Le quadragénaire comparaît détenu devant le tribunal correctionnel de Toulouse. Le 5 janvier, sous l’emprise de l’alcool – une « pathologie » chez lui – il a frappé sa compagne de 37 ans au visage (cinq jours d’incapacité légale). Elle voulait retirer sa plainte et ne se constitue pas partie civile. « Un grand classique », soupire le président, rompu au sentiment de culpabilité latent des femmes battues.
Quand la police est arrivée à l’appartement, Sébastien a refusé d’ouvrir. Et interdit à la victime de le faire. « Allez chercher le bélier ! », a-t-il conseillé aux forces de l’ordre avant de se raviser. Il admet les violences – « je sais comment je peux être » – mais a zappé l’épisode policier. Il avait 2 g dans le sang. Trois-quatre litres de bière. « Et un bon verre de whisky ».
L’alcool ? « Un gouffre »
Le quadragénaire a trouvé la force de caractère pour se sortir de la rue. « J’étais SDF à une période. » Mais les cinq condamnations pour violences inscrites à son casier font tiquer la procureure. « Je travaille dessus depuis vingt ans. J’ai vu des psychologues, je fréquente un groupe de parole. Je ne réussis pas toujours à me canaliser. » L’alcool est sa béquille. Une addiction. « Un gouffre ».
L’absente en prend pour son grade. « Elle m’a sali, trahi, menti, volé. Elle ne m’a jamais apporté rien de bon dans ma vie. » Lorsqu’il a été placé sous contrôle judiciaire dans le cadre de cette affaire, c’est elle qui est venue le relancer. Comme il lui était alors interdit de la fréquenter, le juge des libertés a placé Sébastien en détention jusqu’à son procès.
Le sevrage commence
« Il ne vous prend pas pour des imbéciles, il vous respecte, ne s’énerve pas, accepte. Mais sa vie ne se résume pas à ces épisodes de violence », contextualise son avocat, Me Jean Balbo. Titulaire d’un CAP maçonnerie, Sébastien s’enorgueillit de son savoir-faire dans le Bâtiment.

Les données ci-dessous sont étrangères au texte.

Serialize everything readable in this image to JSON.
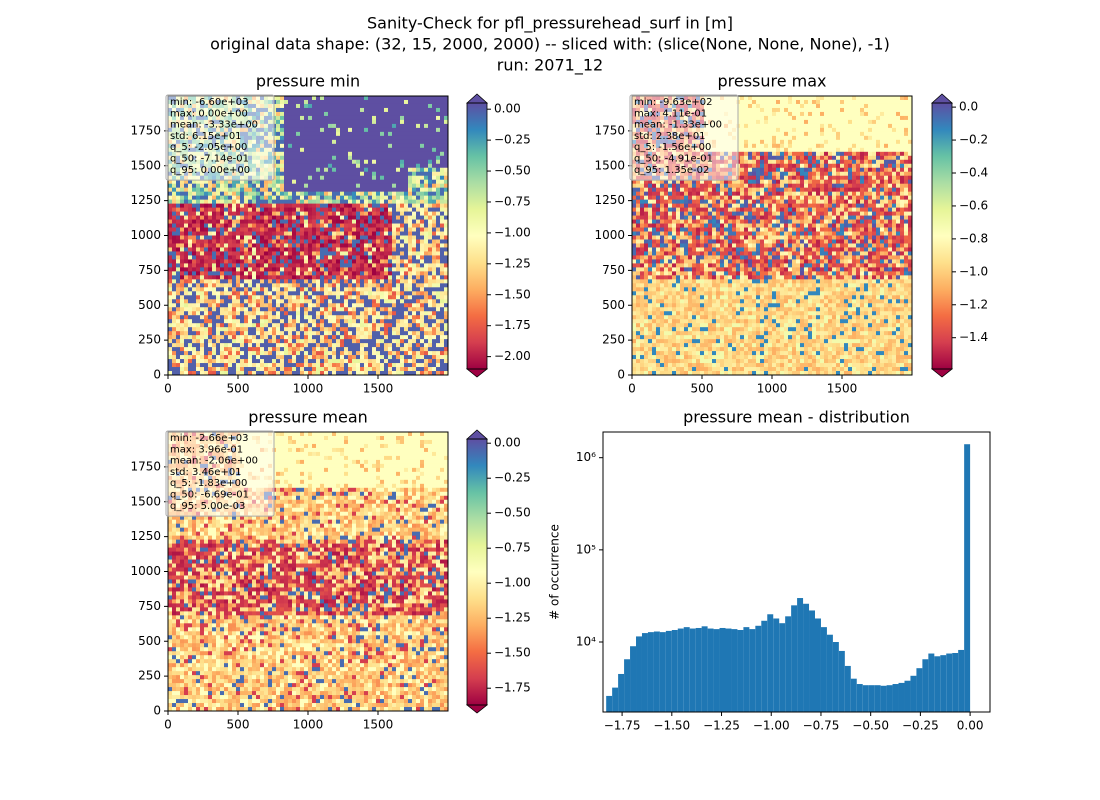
{
  "figure": {
    "title": [
      "Sanity-Check for pfl_pressurehead_surf in [m]",
      "original data shape: (32, 15, 2000, 2000) -- sliced with: (slice(None, None, None), -1)",
      "run: 2071_12"
    ]
  },
  "chart_data": [
    {
      "type": "heatmap",
      "title": "pressure min",
      "xlim": [
        0,
        2000
      ],
      "ylim": [
        0,
        2000
      ],
      "xticks": [
        0,
        500,
        1000,
        1500
      ],
      "yticks": [
        0,
        250,
        500,
        750,
        1000,
        1250,
        1500,
        1750
      ],
      "stats": [
        "min: -6.60e+03",
        "max: 0.00e+00",
        "mean: -3.33e+00",
        "std: 6.15e+01",
        "q_5: -2.05e+00",
        "q_50: -7.14e-01",
        "q_95: 0.00e+00"
      ],
      "colorbar": {
        "cmap": "Spectral",
        "clim": [
          -2.1,
          0.05
        ],
        "extend": "both",
        "ticks": [
          {
            "value": 0,
            "label": "0.00"
          },
          {
            "value": -0.25,
            "label": "−0.25"
          },
          {
            "value": -0.5,
            "label": "−0.50"
          },
          {
            "value": -0.75,
            "label": "−0.75"
          },
          {
            "value": -1,
            "label": "−1.00"
          },
          {
            "value": -1.25,
            "label": "−1.25"
          },
          {
            "value": -1.5,
            "label": "−1.50"
          },
          {
            "value": -1.75,
            "label": "−1.75"
          },
          {
            "value": -2,
            "label": "−2.00"
          }
        ]
      }
    },
    {
      "type": "heatmap",
      "title": "pressure max",
      "xlim": [
        0,
        2000
      ],
      "ylim": [
        0,
        2000
      ],
      "xticks": [
        0,
        500,
        1000,
        1500
      ],
      "yticks": [
        0,
        250,
        500,
        750,
        1000,
        1250,
        1500,
        1750
      ],
      "stats": [
        "min: -9.63e+02",
        "max: 4.11e-01",
        "mean: -1.33e+00",
        "std: 2.38e+01",
        "q_5: -1.56e+00",
        "q_50: -4.91e-01",
        "q_95: 1.35e-02"
      ],
      "colorbar": {
        "cmap": "Spectral",
        "clim": [
          -1.59,
          0.025
        ],
        "extend": "both",
        "ticks": [
          {
            "value": 0,
            "label": "0.0"
          },
          {
            "value": -0.2,
            "label": "−0.2"
          },
          {
            "value": -0.4,
            "label": "−0.4"
          },
          {
            "value": -0.6,
            "label": "−0.6"
          },
          {
            "value": -0.8,
            "label": "−0.8"
          },
          {
            "value": -1,
            "label": "−1.0"
          },
          {
            "value": -1.2,
            "label": "−1.2"
          },
          {
            "value": -1.4,
            "label": "−1.4"
          }
        ]
      }
    },
    {
      "type": "heatmap",
      "title": "pressure mean",
      "xlim": [
        0,
        2000
      ],
      "ylim": [
        0,
        2000
      ],
      "xticks": [
        0,
        500,
        1000,
        1500
      ],
      "yticks": [
        0,
        250,
        500,
        750,
        1000,
        1250,
        1500,
        1750
      ],
      "stats": [
        "min: -2.66e+03",
        "max: 3.96e-01",
        "mean: -2.06e+00",
        "std: 3.46e+01",
        "q_5: -1.83e+00",
        "q_50: -6.69e-01",
        "q_95: 5.00e-03"
      ],
      "colorbar": {
        "cmap": "Spectral",
        "clim": [
          -1.87,
          0.03
        ],
        "extend": "both",
        "ticks": [
          {
            "value": 0,
            "label": "0.00"
          },
          {
            "value": -0.25,
            "label": "−0.25"
          },
          {
            "value": -0.5,
            "label": "−0.50"
          },
          {
            "value": -0.75,
            "label": "−0.75"
          },
          {
            "value": -1,
            "label": "−1.00"
          },
          {
            "value": -1.25,
            "label": "−1.25"
          },
          {
            "value": -1.5,
            "label": "−1.50"
          },
          {
            "value": -1.75,
            "label": "−1.75"
          }
        ]
      }
    },
    {
      "type": "histogram",
      "title": "pressure mean - distribution",
      "ylabel": "# of occurrence",
      "color": "#1f77b4",
      "log_y": true,
      "xlim": [
        -1.846,
        0.1
      ],
      "ylim": [
        1740,
        1900000
      ],
      "xticks": [
        {
          "value": -1.75,
          "label": "−1.75"
        },
        {
          "value": -1.5,
          "label": "−1.50"
        },
        {
          "value": -1.25,
          "label": "−1.25"
        },
        {
          "value": -1,
          "label": "−1.00"
        },
        {
          "value": -0.75,
          "label": "−0.75"
        },
        {
          "value": -0.5,
          "label": "−0.50"
        },
        {
          "value": -0.25,
          "label": "−0.25"
        },
        {
          "value": 0,
          "label": "0.00"
        }
      ],
      "yticks": [
        {
          "value": 10000,
          "label": "10⁴"
        },
        {
          "value": 100000,
          "label": "10⁵"
        },
        {
          "value": 1000000,
          "label": "10⁶"
        }
      ],
      "bins": [
        -1.83,
        -1.8,
        -1.77,
        -1.74,
        -1.71,
        -1.68,
        -1.65,
        -1.62,
        -1.59,
        -1.56,
        -1.53,
        -1.5,
        -1.47,
        -1.44,
        -1.41,
        -1.38,
        -1.35,
        -1.32,
        -1.29,
        -1.26,
        -1.23,
        -1.2,
        -1.17,
        -1.14,
        -1.11,
        -1.08,
        -1.05,
        -1.02,
        -0.99,
        -0.96,
        -0.93,
        -0.9,
        -0.87,
        -0.84,
        -0.81,
        -0.78,
        -0.75,
        -0.72,
        -0.69,
        -0.66,
        -0.63,
        -0.6,
        -0.57,
        -0.54,
        -0.51,
        -0.48,
        -0.45,
        -0.42,
        -0.39,
        -0.36,
        -0.33,
        -0.3,
        -0.27,
        -0.24,
        -0.21,
        -0.18,
        -0.15,
        -0.12,
        -0.09,
        -0.06,
        -0.03,
        0.0
      ],
      "values": [
        2600,
        3200,
        4500,
        6500,
        9000,
        11500,
        12500,
        12800,
        13000,
        12800,
        13200,
        13500,
        14000,
        14500,
        14000,
        14200,
        14800,
        14000,
        13800,
        14200,
        14000,
        13800,
        13500,
        14500,
        13800,
        15000,
        17000,
        20000,
        18000,
        16000,
        19000,
        25000,
        30000,
        26000,
        22000,
        18000,
        14500,
        12000,
        10000,
        8000,
        5500,
        4000,
        3500,
        3400,
        3400,
        3400,
        3350,
        3400,
        3500,
        3600,
        3800,
        4300,
        5200,
        6500,
        7500,
        7000,
        7200,
        7500,
        7600,
        8200,
        1400000
      ]
    }
  ]
}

L’origine de la dispute ce soir-là ? Une histoire de paquet de tabac. « Futile », soupire le président. Aux deux ans ferme requis par le parquet pour ces violences aggravées, le tribunal a préféré opter pour une peine mixte : un an ferme et six mois avec sursis probatoire, obligation de travail et de soins. Et interdiction de fréquenter la victime pendant trois ans, avec maintien en détention. Le sevrage commence maintenant.